In Pierce County Superior Court last November, two men were charged with human trafficking and multiple counts of promoting the sexual exploitation of a minor. As The Herald’s Diana Hefley reported, the charges represented a unified prosecution in three counties, including Snohomish County. “It is rare for these young people to be working in the sex trade on their own,” Hefley writes. “The Internet has made it easier for these pimps to conduct business without being detected by police officers patrolling the streets. Customers go online to find prostitutes, and many of the encounters happen in motel rooms rented by the pimps.”

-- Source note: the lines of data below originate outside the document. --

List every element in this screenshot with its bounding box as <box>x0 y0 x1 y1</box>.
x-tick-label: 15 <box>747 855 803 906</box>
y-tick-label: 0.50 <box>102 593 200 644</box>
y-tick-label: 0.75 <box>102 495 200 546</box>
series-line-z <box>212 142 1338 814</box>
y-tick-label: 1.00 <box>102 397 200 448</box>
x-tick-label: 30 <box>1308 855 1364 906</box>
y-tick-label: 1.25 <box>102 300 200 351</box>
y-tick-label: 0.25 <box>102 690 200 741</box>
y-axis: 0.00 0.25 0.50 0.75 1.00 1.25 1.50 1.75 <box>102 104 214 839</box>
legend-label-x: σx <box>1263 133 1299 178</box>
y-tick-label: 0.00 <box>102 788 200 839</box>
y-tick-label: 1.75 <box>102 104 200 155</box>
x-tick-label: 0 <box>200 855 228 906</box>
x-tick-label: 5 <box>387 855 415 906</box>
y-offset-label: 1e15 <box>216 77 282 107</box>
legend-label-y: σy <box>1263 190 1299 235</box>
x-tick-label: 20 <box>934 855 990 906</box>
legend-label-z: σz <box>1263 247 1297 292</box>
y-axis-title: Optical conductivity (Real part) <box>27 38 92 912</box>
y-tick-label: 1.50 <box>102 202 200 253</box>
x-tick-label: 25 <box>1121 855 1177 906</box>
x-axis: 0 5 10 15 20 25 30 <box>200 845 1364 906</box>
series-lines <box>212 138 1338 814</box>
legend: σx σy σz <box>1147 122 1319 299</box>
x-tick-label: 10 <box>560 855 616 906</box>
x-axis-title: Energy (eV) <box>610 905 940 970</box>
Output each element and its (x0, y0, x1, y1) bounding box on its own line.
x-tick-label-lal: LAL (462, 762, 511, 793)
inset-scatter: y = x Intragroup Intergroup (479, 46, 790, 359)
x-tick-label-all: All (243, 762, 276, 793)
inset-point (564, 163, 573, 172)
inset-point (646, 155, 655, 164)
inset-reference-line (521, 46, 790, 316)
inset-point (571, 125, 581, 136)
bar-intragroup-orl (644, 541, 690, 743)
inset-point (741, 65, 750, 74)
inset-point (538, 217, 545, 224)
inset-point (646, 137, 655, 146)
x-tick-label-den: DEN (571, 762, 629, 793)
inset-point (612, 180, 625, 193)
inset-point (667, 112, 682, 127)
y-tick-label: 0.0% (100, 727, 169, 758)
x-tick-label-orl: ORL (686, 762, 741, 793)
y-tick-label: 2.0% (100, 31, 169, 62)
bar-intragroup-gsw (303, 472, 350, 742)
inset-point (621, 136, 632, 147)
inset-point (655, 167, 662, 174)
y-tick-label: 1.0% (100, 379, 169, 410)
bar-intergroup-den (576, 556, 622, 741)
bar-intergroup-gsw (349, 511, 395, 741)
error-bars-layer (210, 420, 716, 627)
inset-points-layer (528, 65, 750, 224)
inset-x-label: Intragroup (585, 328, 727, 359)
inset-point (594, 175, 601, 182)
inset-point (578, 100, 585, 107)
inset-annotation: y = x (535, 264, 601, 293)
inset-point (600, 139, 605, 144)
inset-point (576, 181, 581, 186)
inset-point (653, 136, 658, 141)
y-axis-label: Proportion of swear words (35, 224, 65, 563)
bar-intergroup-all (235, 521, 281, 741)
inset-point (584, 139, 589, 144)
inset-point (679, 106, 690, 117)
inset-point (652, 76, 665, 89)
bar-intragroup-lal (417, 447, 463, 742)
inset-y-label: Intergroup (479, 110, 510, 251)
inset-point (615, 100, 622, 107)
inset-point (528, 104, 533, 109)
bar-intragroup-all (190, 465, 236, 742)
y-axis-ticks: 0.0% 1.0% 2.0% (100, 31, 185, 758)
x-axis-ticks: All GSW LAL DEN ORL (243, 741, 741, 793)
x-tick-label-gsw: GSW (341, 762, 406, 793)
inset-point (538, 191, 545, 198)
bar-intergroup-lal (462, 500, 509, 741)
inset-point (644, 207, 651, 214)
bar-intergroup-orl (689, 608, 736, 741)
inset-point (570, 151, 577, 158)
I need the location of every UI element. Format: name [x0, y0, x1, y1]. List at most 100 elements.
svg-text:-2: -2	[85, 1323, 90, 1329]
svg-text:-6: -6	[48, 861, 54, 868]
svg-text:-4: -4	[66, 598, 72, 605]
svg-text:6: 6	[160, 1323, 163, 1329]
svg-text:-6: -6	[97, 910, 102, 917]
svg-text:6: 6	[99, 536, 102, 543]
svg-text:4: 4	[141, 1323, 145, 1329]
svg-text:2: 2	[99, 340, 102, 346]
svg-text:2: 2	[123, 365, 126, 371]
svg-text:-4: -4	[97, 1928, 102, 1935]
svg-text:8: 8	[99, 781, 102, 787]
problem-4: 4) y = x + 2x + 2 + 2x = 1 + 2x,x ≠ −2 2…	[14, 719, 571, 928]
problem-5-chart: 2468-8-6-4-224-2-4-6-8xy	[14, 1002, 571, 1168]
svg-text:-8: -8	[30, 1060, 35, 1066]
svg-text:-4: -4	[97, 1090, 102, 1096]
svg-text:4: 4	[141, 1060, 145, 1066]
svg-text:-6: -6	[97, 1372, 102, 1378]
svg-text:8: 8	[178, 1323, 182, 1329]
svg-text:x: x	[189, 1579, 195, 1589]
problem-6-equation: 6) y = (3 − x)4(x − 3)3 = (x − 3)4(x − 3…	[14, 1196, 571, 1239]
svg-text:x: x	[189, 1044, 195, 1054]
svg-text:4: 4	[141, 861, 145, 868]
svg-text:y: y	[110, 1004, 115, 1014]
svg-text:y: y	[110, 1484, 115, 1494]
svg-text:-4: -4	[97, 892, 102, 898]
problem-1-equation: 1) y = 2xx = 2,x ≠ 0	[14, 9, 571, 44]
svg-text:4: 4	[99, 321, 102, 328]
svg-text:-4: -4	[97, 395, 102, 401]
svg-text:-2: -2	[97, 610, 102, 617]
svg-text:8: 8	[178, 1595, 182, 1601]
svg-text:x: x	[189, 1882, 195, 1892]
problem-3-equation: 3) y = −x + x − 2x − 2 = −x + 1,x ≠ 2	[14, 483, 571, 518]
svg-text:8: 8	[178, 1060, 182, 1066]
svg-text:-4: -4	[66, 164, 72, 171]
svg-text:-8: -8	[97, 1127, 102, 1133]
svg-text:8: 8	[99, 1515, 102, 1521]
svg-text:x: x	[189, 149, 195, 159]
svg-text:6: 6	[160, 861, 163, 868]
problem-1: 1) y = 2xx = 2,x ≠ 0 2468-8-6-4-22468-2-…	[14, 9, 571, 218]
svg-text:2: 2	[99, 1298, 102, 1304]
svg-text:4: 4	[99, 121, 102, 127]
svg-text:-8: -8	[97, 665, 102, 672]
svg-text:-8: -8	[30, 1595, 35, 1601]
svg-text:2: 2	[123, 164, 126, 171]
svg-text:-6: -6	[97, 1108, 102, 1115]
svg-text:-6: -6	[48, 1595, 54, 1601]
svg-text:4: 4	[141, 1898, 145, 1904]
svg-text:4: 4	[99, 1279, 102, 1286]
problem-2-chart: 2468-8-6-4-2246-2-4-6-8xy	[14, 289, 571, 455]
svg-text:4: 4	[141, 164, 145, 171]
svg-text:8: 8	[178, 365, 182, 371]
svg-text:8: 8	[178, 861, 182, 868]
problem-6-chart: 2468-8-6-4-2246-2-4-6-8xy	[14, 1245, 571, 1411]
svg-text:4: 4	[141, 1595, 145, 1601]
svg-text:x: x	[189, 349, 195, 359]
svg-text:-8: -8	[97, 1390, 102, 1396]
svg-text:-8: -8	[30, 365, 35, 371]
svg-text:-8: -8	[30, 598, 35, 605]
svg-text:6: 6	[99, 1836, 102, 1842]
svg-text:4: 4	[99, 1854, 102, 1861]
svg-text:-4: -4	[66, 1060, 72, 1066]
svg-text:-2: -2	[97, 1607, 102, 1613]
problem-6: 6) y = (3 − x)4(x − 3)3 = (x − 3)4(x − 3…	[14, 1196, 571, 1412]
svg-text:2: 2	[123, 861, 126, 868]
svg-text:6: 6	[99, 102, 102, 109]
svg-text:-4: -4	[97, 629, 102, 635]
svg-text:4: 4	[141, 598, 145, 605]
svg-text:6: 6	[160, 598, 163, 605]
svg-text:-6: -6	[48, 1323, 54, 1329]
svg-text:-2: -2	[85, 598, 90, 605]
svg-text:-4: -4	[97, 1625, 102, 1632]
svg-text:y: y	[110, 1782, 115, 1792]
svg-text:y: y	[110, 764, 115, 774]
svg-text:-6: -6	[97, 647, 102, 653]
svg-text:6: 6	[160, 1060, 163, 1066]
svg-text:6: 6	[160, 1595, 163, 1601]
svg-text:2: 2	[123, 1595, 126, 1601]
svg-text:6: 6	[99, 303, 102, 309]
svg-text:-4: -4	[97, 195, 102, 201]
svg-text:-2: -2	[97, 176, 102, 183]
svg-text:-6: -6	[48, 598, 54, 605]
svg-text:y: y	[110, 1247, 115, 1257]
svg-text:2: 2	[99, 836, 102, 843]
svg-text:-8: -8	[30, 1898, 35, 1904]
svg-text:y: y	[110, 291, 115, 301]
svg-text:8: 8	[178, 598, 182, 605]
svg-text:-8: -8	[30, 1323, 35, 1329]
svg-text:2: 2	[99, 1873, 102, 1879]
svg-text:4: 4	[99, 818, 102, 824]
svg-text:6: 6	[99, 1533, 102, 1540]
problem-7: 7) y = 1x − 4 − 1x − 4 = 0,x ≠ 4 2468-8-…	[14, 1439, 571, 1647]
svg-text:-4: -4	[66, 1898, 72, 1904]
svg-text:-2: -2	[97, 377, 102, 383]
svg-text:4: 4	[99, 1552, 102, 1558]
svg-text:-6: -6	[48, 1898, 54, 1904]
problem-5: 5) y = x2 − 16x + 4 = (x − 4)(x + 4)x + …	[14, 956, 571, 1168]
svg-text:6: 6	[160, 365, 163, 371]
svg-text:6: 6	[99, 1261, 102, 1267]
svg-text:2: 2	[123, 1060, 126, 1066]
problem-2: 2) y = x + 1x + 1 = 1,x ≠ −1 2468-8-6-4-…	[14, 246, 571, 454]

A lot of work has been done, including local efforts by the Sexual Exploitation and Intervention Network of Snohomish County to integrate services. In 2011, a 24-hour Snohomish County Human Trafficking Hotline was established that links the Everett Police Department, the sheriff’s office and the FBI with intervention centers to help victims. (The hotline number is 425-258-9037.) The county prosecutor and sheriff’s office also received a $500,000 grant from the U.S. Department of Justice to combat juvenile sex trafficking. The grant helps pay for a sheriff’s detective and a deputy prosecutor, Matt Baldock.

Olympia lawmakers, in concert with activists and local prosecutors, are also working to daylight the crisis and enact legislation that will help victims, hold traffickers accountable, and ideally reduce demand. The hats-off leader is state Sen. Jeanne Kohl-Welles of Seattle. The bills include SB 5308, which creates a statewide coordinating committee to address the question of children who are commercially sexually exploited; SB 5488, which tackles the cyberspace side, adding $5,000 per offense for using an Internet ad to facilitate the commission of a sex-trafficking crime; SB 5563, to help teachers, administrators and educational staff recognize signs of commercial sexual abuse of children, and; SB 5669, to boost penalties for adults who attempt to recruit minors for sex trafficking (read: putting more heat on pimps.)

All of these bills merit the strong support of Snohomish County legislators. A comprehensive strategy — along with a willingness to discuss the challenge openly — will curtail the menace of human trafficking.